Molt Pmxt
WarnAudited by ClawScan on May 10, 2026.
Overview
This skill is mostly coherent for prediction-market access, but it can use private trading keys to place real-money orders with limited enforceable safeguards.
Install only if you intentionally want the agent to access prediction markets and potentially trade. Do not provide main wallet or high-balance account keys; use limited dedicated credentials, require manual approval for every order, and treat 'arbitrage' suggestions as risky financial information rather than guaranteed profit.
Findings (4)
Artifact-based informational review of SKILL.md, metadata, install specs, static scan signals, and capability signals. ClawScan does not execute the skill or run runtime probes.
An accidental, prompt-induced, or insufficiently reviewed tool call could place a real-money prediction-market trade.
The order tool directly submits caller-provided market, outcome, amount, and side to the exchange client. The code does not enforce a separate confirmation token, spending limit, dry-run mode, or other guardrail.
const result = await client.createOrder({
market_id,
outcome,
amount,
side
});Use this only with explicit per-order approval in the host agent, dedicated low-balance accounts, and preferably add code-level checks for confirmation, maximum amount, and allowed exchanges.
If these credentials are available to the agent runtime, the skill can act with the user's trading authority on supported markets.
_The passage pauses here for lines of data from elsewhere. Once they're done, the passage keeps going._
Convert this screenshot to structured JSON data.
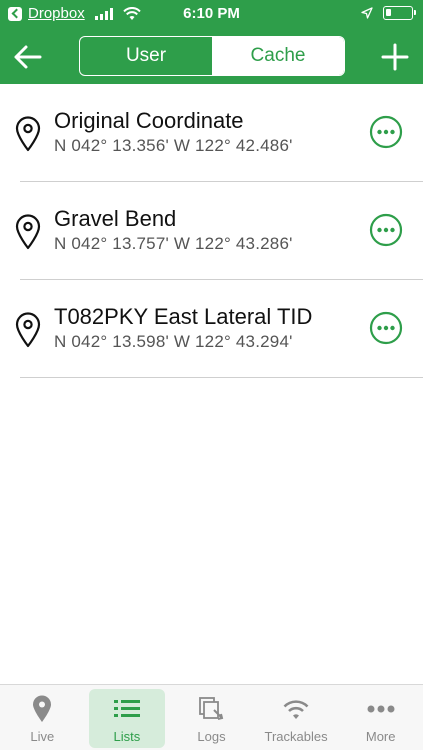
{
  "status_bar": {
    "back_app": "Dropbox",
    "time": "6:10 PM"
  },
  "nav": {
    "segments": [
      {
        "label": "User",
        "selected": false
      },
      {
        "label": "Cache",
        "selected": true
      }
    ]
  },
  "waypoints": [
    {
      "title": "Original Coordinate",
      "coords": "N 042° 13.356' W 122° 42.486'"
    },
    {
      "title": "Gravel Bend",
      "coords": "N 042° 13.757' W 122° 43.286'"
    },
    {
      "title": "T082PKY East Lateral TID",
      "coords": "N 042° 13.598' W 122° 43.294'"
    }
  ],
  "tabs": [
    {
      "label": "Live",
      "icon": "map-pin-icon",
      "active": false
    },
    {
      "label": "Lists",
      "icon": "list-icon",
      "active": true
    },
    {
      "label": "Logs",
      "icon": "logs-icon",
      "active": false
    },
    {
      "label": "Trackables",
      "icon": "trackables-icon",
      "active": false
    },
    {
      "label": "More",
      "icon": "more-icon",
      "active": false
    }
  ],
  "colors": {
    "brand_green": "#2e9e4a",
    "active_tab_bg": "#d6ecdb",
    "inactive_gray": "#8a8a8a"
  }
}
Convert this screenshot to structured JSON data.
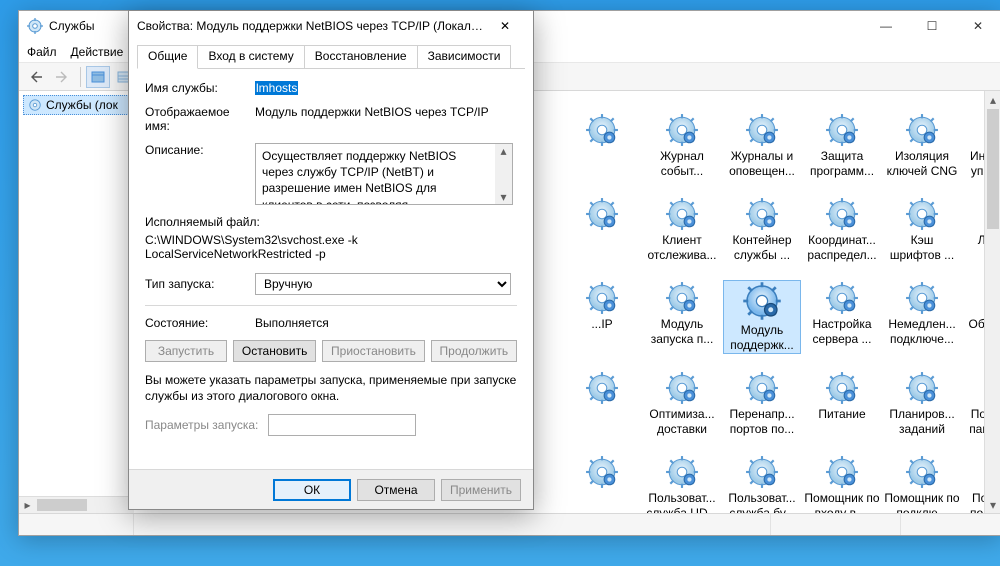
{
  "window": {
    "title": "Службы",
    "menu": [
      "Файл",
      "Действие"
    ],
    "tree_item": "Службы (лок",
    "win_min": "—",
    "win_max": "☐",
    "win_close": "✕"
  },
  "dialog": {
    "title": "Свойства: Модуль поддержки NetBIOS через TCP/IP (Локальный...",
    "close": "✕",
    "tabs": [
      "Общие",
      "Вход в систему",
      "Восстановление",
      "Зависимости"
    ],
    "lbl_service_name": "Имя службы:",
    "service_name": "lmhosts",
    "lbl_display_name": "Отображаемое имя:",
    "display_name": "Модуль поддержки NetBIOS через TCP/IP",
    "lbl_description": "Описание:",
    "description": "Осуществляет поддержку NetBIOS через службу TCP/IP (NetBT) и разрешение имен NetBIOS для клиентов в сети, позволяя пользователям получать общий доступ к",
    "lbl_exe": "Исполняемый файл:",
    "exe_path": "C:\\WINDOWS\\System32\\svchost.exe -k LocalServiceNetworkRestricted -p",
    "lbl_startup": "Тип запуска:",
    "startup_type": "Вручную",
    "lbl_state": "Состояние:",
    "state": "Выполняется",
    "btn_start": "Запустить",
    "btn_stop": "Остановить",
    "btn_pause": "Приостановить",
    "btn_resume": "Продолжить",
    "hint": "Вы можете указать параметры запуска, применяемые при запуске службы из этого диалогового окна.",
    "lbl_params": "Параметры запуска:",
    "btn_ok": "ОК",
    "btn_cancel": "Отмена",
    "btn_apply": "Применить"
  },
  "services": [
    {
      "label": ""
    },
    {
      "label": "Журнал событ..."
    },
    {
      "label": "Журналы и оповещен..."
    },
    {
      "label": "Защита программ..."
    },
    {
      "label": "Изоляция ключей CNG"
    },
    {
      "label": "Инструме... управлен..."
    },
    {
      "label": ""
    },
    {
      "label": "Клиент отслежива..."
    },
    {
      "label": "Контейнер службы ..."
    },
    {
      "label": "Координат... распредел..."
    },
    {
      "label": "Кэш шрифтов ..."
    },
    {
      "label": "Ловушка SNMP"
    },
    {
      "label": "...IP"
    },
    {
      "label": "Модуль запуска п..."
    },
    {
      "label": "Модуль поддержк...",
      "selected": true
    },
    {
      "label": "Настройка сервера ..."
    },
    {
      "label": "Немедлен... подключе..."
    },
    {
      "label": "Обнаруже... SSDP"
    },
    {
      "label": ""
    },
    {
      "label": "Оптимиза... доставки"
    },
    {
      "label": "Перенапр... портов по..."
    },
    {
      "label": "Питание"
    },
    {
      "label": "Планиров... заданий"
    },
    {
      "label": "Поддержка панели уп..."
    },
    {
      "label": ""
    },
    {
      "label": "Пользоват... служба UD..."
    },
    {
      "label": "Пользоват... служба бу..."
    },
    {
      "label": "Помощник по входу в ..."
    },
    {
      "label": "Помощник по подклю..."
    },
    {
      "label": "Посредник подключе..."
    }
  ]
}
The skill requires high-value trading credentials and private signing keys for full functionality. This is under-declared by the registry metadata, which lists no required env vars and no primary credential.
`POLYMARKET_PRIVATE_KEY`: Your wallet's private key. `KALSHI_API_KEY`: Your Kalshi API key. `KALSHI_PRIVATE_KEY`: Your RSA private key. `LIMITLESS_PRIVATE_KEY`: Private key for EIP-712 order signing.
Provide only restricted, dedicated credentials where possible; keep balances low; rotate keys if exposed; and ensure the registry metadata accurately declares required credentials.
The agent's market/search/order surface could expand beyond Polymarket, Kalshi, and Limitless if the dependency exposes additional adapters.
The code dynamically registers any exchange class exported by pmxtjs, not only the three exchanges named in the skill description and frontmatter network permissions.
// Dynamic discovery for any other exchanges
for (const key of exportList) {
...
const instance = new ExportedItem();
exchanges.set(normalizedKey, instance);Restrict the exchange map to an explicit allowlist and require user approval before enabling any additional exchange.
Users may over-trust the agent's financial recommendation and place trades that are not actually risk-free.
The instruction tells the agent to present arbitrage as 'risk-free yield' in a real-money trading context, without acknowledging fees, liquidity, execution, settlement, or account risks.
"🚨 **Arbitrage Opportunity:** I detected a price discrepancy. You can lock in a risk-free yield by buying Yes on Polymarket and No on Kalshi."
Describe arbitrage as a possible discrepancy, include risks and costs, and avoid language implying guaranteed or risk-free returns.